Si c'en est bien un, le stratagème de Maja s'avère habile, car Jovan finit par ne plus voir qu'elle, allant jusqu'à oublier un instant son smartphone, le temps d'un week-end romantique. Il n'est pas dit que Maja entretienne exprès ce mystère qui aiguillonne si vivement l'amour propre puis les sentiments réels de Jovan, qui vont l'amener à une jalousie extrême et compulsive. Il n'est même pas certain que les silences de Maja soient coupables.
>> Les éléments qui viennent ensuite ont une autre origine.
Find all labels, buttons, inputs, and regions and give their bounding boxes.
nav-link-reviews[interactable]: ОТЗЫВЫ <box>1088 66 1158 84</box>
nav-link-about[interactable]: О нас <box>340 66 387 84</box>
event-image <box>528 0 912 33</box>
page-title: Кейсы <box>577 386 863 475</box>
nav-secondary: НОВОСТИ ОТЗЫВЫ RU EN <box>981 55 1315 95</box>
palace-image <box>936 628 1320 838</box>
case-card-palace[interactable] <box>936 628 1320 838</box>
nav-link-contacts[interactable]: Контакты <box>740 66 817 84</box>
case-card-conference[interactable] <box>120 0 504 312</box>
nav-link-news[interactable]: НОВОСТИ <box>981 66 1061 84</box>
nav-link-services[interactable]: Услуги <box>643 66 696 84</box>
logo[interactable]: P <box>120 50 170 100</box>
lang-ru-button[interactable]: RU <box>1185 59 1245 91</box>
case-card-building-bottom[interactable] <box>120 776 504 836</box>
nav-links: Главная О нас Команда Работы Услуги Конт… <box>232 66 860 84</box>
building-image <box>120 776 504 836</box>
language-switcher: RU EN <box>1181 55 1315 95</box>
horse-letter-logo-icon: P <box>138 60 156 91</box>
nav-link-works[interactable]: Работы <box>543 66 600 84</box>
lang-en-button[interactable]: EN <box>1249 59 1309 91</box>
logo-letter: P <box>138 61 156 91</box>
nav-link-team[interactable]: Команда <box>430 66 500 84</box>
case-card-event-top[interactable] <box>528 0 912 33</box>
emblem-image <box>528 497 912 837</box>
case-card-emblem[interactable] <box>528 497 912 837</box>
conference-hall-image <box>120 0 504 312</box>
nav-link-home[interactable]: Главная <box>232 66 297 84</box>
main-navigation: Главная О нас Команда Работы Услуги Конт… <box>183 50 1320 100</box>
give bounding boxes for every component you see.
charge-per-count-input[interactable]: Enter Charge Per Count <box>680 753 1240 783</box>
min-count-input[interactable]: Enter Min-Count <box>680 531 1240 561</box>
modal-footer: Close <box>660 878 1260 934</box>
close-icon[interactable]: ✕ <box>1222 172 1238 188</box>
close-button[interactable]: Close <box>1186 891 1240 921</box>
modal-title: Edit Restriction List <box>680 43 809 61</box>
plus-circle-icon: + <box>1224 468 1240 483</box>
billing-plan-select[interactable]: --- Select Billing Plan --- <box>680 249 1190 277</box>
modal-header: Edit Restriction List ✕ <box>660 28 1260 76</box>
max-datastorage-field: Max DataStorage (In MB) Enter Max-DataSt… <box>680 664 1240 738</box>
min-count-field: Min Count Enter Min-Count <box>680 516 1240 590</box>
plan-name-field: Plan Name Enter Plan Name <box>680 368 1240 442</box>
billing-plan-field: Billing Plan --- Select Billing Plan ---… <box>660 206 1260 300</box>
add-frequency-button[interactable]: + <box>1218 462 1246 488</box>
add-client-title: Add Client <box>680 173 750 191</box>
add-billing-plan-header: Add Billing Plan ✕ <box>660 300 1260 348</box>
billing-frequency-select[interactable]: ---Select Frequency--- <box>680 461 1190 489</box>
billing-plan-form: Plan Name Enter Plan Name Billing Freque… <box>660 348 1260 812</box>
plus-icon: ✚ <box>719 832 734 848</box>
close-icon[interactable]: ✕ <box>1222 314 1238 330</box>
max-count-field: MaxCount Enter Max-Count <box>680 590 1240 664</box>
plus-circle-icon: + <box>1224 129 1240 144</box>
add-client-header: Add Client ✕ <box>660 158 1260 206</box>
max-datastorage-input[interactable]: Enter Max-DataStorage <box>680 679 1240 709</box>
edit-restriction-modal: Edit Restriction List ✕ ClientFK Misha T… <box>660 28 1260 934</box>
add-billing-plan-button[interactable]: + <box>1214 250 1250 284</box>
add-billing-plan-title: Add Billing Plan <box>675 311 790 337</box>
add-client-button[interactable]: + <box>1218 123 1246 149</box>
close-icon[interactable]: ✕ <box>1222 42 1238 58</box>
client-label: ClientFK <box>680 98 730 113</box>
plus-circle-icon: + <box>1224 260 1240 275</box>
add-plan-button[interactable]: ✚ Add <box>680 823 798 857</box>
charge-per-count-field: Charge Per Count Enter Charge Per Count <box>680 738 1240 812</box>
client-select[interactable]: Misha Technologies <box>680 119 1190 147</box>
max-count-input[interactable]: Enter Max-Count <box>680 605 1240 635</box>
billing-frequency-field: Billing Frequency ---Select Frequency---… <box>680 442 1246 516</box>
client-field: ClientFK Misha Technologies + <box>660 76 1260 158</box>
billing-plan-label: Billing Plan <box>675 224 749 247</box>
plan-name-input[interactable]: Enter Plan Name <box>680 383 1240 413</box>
Ce qui est évident, c'est que cette "double" vie qu'a Maja (ou cette vie tout court, cette vie réelle, ni plus ni moins secrète que ne l'est toute vie intérieure normale), et sur laquelle Vuckovic refuse de nous livrer toute information, est quelque chose que Jovan est incapable d'appréhender, habitué qu'il est à assimiler la vie à l'étalage qui en est fait sur la Toile.

Pour souligner le désarroi pathologique de Jovan, Vuckovic choisit de laisser le spectateur dans la même ignorance que lui sur le sort de Maja, auquel il donne le nom exotique et un peu factice de "Panama". Ainsi, les petites faiblesses de ce premier long-métrage (son apparence criarde et la frustration totale qu'il impose au spectateur) coïncident tout à fait avec l'intention du réalisateur, ce qui fait du film une oeuvre tout à fait bien menée, et prometteuse pour la suite.

Panama est produit par la société serbe Collapse Films et vendu à l'international par Wide Management.